Je länger Sineca um sie herum schlich, desto mehr wandelte sich die vermeintliche Gelassenheit Skadis in Anspannung und Nervosität. Wäre es ihm früher aufgefallen, hätte er sich seinen Kommentar vielleicht verkniffen, doch auch jetzt ließ sich die Jüngere trotz der Anwesenheit des Pelztiers aus ihrer Schale herauskitzeln. Der Lockenkopf lachte leise und musste gestehen, dass das der Genette leider ziemlich ähnlich sah. Vielleicht hätte eine Vereinigung der beiden in einer Hängematte aber auch Wunder gewirkt. „Versuch’s doch mal mit umgekehrter Psychologie.“, schlug er scherzhaft vor, denn vielleicht würde ihr das die Genette vom Hals schaffen. Insgeheim glaubte er aber eigentlich eher, dass Skadi bei dem Versuch, Sineca mit ein wenig Zuneigung – und wenn sie am Anfang auch nicht der Wahrheit entsprach – irgendwie in ihr Herz schließen würde.
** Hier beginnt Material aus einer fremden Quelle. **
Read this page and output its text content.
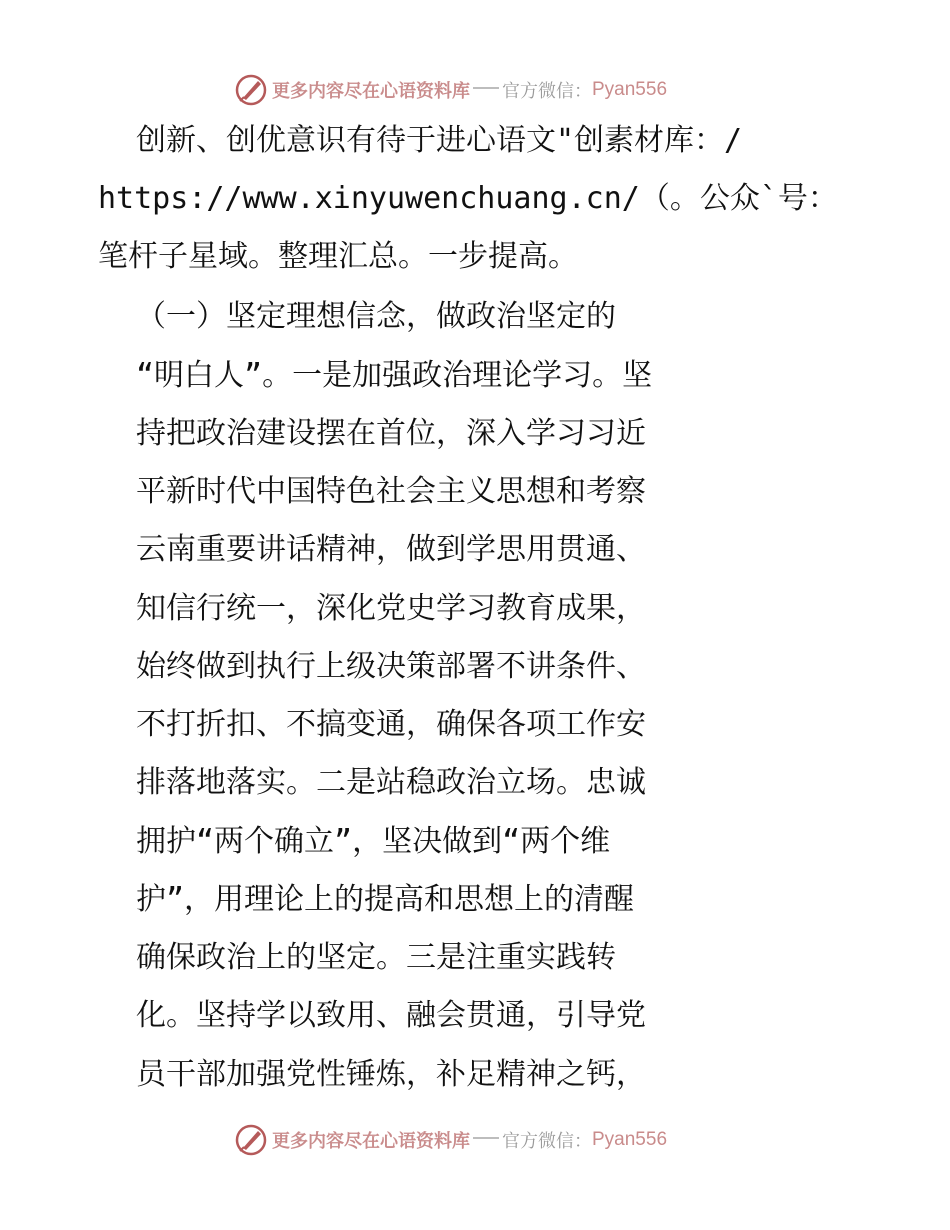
更多内容尽在心语资料库 官方微信： Pyan556
创新、创优意识有待于进心语文"创素材库：/
https://www.xinyuwenchuang.cn/（。公众`号：
笔杆子星域。整理汇总。一步提高。
（一）坚定理想信念，做政治坚定的
“明白人”。一是加强政治理论学习。坚
持把政治建设摆在首位，深入学习习近
平新时代中国特色社会主义思想和考察
云南重要讲话精神，做到学思用贯通、
知信行统一，深化党史学习教育成果，
始终做到执行上级决策部署不讲条件、
不打折扣、不搞变通，确保各项工作安
排落地落实。二是站稳政治立场。忠诚
拥护“两个确立”，坚决做到“两个维
护”，用理论上的提高和思想上的清醒
确保政治上的坚定。三是注重实践转
化。坚持学以致用、融会贯通，引导党
员干部加强党性锤炼，补足精神之钙，
更多内容尽在心语资料库 官方微信： Pyan556
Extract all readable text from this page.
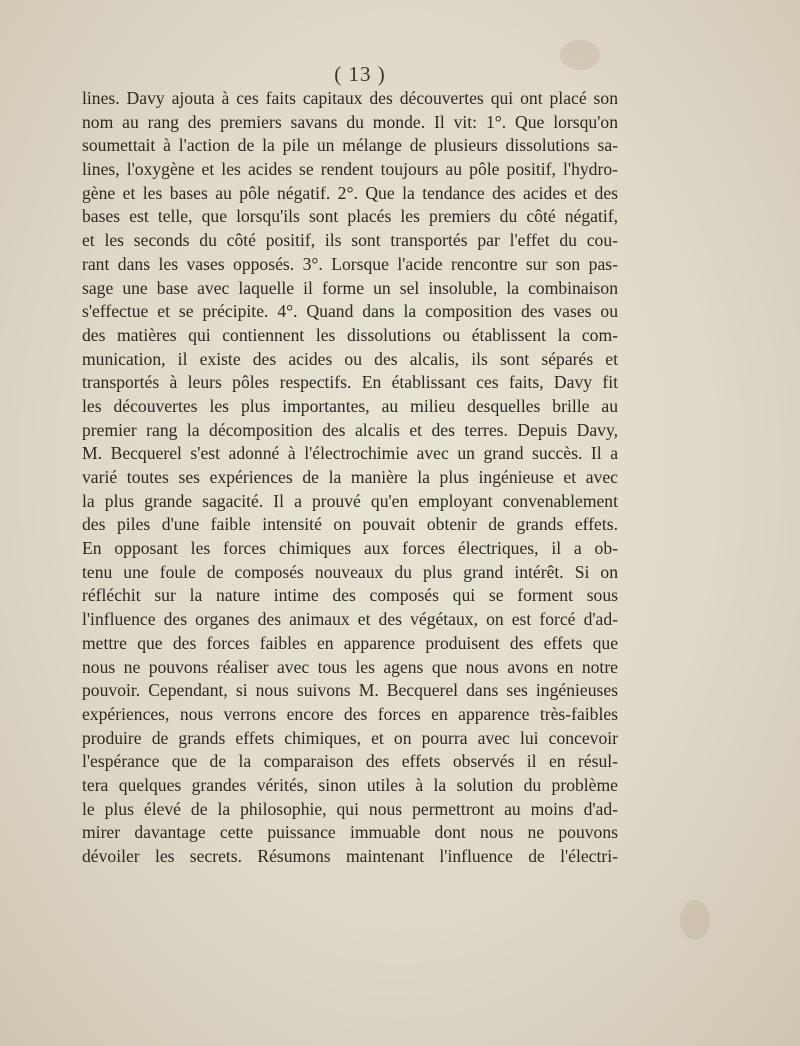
( 13 )
lines. Davy ajouta à ces faits capitaux des découvertes qui ont placé son
nom au rang des premiers savans du monde. Il vit: 1°. Que lorsqu'on
soumettait à l'action de la pile un mélange de plusieurs dissolutions sa-
lines, l'oxygène et les acides se rendent toujours au pôle positif, l'hydro-
gène et les bases au pôle négatif. 2°. Que la tendance des acides et des
bases est telle, que lorsqu'ils sont placés les premiers du côté négatif,
et les seconds du côté positif, ils sont transportés par l'effet du cou-
rant dans les vases opposés. 3°. Lorsque l'acide rencontre sur son pas-
sage une base avec laquelle il forme un sel insoluble, la combinaison
s'effectue et se précipite. 4°. Quand dans la composition des vases ou
des matières qui contiennent les dissolutions ou établissent la com-
munication, il existe des acides ou des alcalis, ils sont séparés et
transportés à leurs pôles respectifs. En établissant ces faits, Davy fit
les découvertes les plus importantes, au milieu desquelles brille au
premier rang la décomposition des alcalis et des terres. Depuis Davy,
M. Becquerel s'est adonné à l'électrochimie avec un grand succès. Il a
varié toutes ses expériences de la manière la plus ingénieuse et avec
la plus grande sagacité. Il a prouvé qu'en employant convenablement
des piles d'une faible intensité on pouvait obtenir de grands effets.
En opposant les forces chimiques aux forces électriques, il a ob-
tenu une foule de composés nouveaux du plus grand intérêt. Si on
réfléchit sur la nature intime des composés qui se forment sous
l'influence des organes des animaux et des végétaux, on est forcé d'ad-
mettre que des forces faibles en apparence produisent des effets que
nous ne pouvons réaliser avec tous les agens que nous avons en notre
pouvoir. Cependant, si nous suivons M. Becquerel dans ses ingénieuses
expériences, nous verrons encore des forces en apparence très-faibles
produire de grands effets chimiques, et on pourra avec lui concevoir
l'espérance que de la comparaison des effets observés il en résul-
tera quelques grandes vérités, sinon utiles à la solution du problème
le plus élevé de la philosophie, qui nous permettront au moins d'ad-
mirer davantage cette puissance immuable dont nous ne pouvons
dévoiler les secrets. Résumons maintenant l'influence de l'électri-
Eigentlich war Sin nämlich gar nicht so. Während Skadi die Augen schloss, um sich für einen kurzen Moment zu sammeln, schob sich Liam hinter sie, legte ihr die Hände auf die Schulter und wollte ihr gerade versichern, dass die Ginsterkatze ihr nichts tun würde, als die Nordskov ihm zuvor kam und ihn ihr kurz entgegen blinzeln ließ. „Könnte etwas eng werden.“, vermutete er mit einem angedeuteten Schulterzucken und ohne auch nur im Entferntesten danach zu klingen, als würde es ihm etwas ausmachen. „Meine Hängematte steht dir immer offen, wenn deine eigene von solch einer wilden Bestie belagert wird.“
Mit einem bübischen Grinsen erwiderte er ihren Blick, ehe er über ihre Schulter hinweg wieder Sineca beobachtete, die nun skeptisch an den Pergamenten und Skadis Buch schnupperte. Die Anspannung unter seinen Fingern war noch immer spürbar, sodass er kurzerhand mit beiden Händen über die Oberarme strich, um sie zu verjagen. „Keine Sorge. Wenn sie dich hätte beißen wollen, hätte sie das längst getan. Das ist etwas, worum sie sich nicht lange bitten lässt. Frag Shanaya.“ Ein kurzes Zwinkern galt Skadi, „Ansonsten kannst du versuchen, sie wegzulocken, indem du ihr eine Nuss hinwirfst. Das funktioniert meistens.“
Damals hatte sie auch eigentlich nicht vorgehabt sich einem zusammengewürfelten Haufen von Piraten anzuschließen. Doch das Leben tat nun einmal das, was es am besten konnte: ein ziemlich unberechenbares Arschloch sein. Zudem hatte die Nordskov nie weiter als bis zum Tode Harpers gedacht. Schließlich konnte sich um alles weitere auch die Zukunftsskadi kümmern, die mit hoher Wahrscheinlichkeit das Weite gesucht hätte und nie mehr gesehen worden wäre. Doch nun stand sie hier an der Deck der Sphinx, fühlte sich trotz all der emotionalen Umstände ziemlich wohl in ihrer Haut und vermisste den Lockenkopf bereits jetzt schon, obwohl er dicht hinter ihr stand. Sogar in einer beruhigenden Geste seine Hände auf ihre Schultern bettete und Skadi für einen Herzschlag zurück in den Musikladen versetzte. Etwas skeptisch musterten die dunklen Augen die feinen Züge für einen Moment. Lugten an der Flasche vorbei, die sie erneut an ihre Lippen setzte. Umgekehrte Psychologie. Sowas hatte nicht einmal bei ihrem Sohn funktioniert. Woran sie höchstwahrscheinlich auch noch selbst Schuld war, wenn sie sich an die Worte ihres Vaters erinnerte. Sie selbst sei manchmal ein Teufelsbraten gewesen, der nie tat was man ihm sagte und immer alles besser wusste. Musste wohl ein Wink der Götter gewesen sein, dass sie ausgerechnet diese Willensstärke ihrem Sohn vermacht hatte. Mit einem kurzen Schulterzucken, schluckte Skadi somit den schweren Kloß aus Wasser hinab und seufzte, kaum dass sich Liams Finger in ruhigen Bahnen über ihre Oberarme schlichen. Es war bemerkenswert wie gut er die Signale ihres Körpers zu verstehen wusste oder zumindest ein sehr großes Talent darin besaß ihren Puls zu beruhigen, wenn es Not tat. Dieser Hexer.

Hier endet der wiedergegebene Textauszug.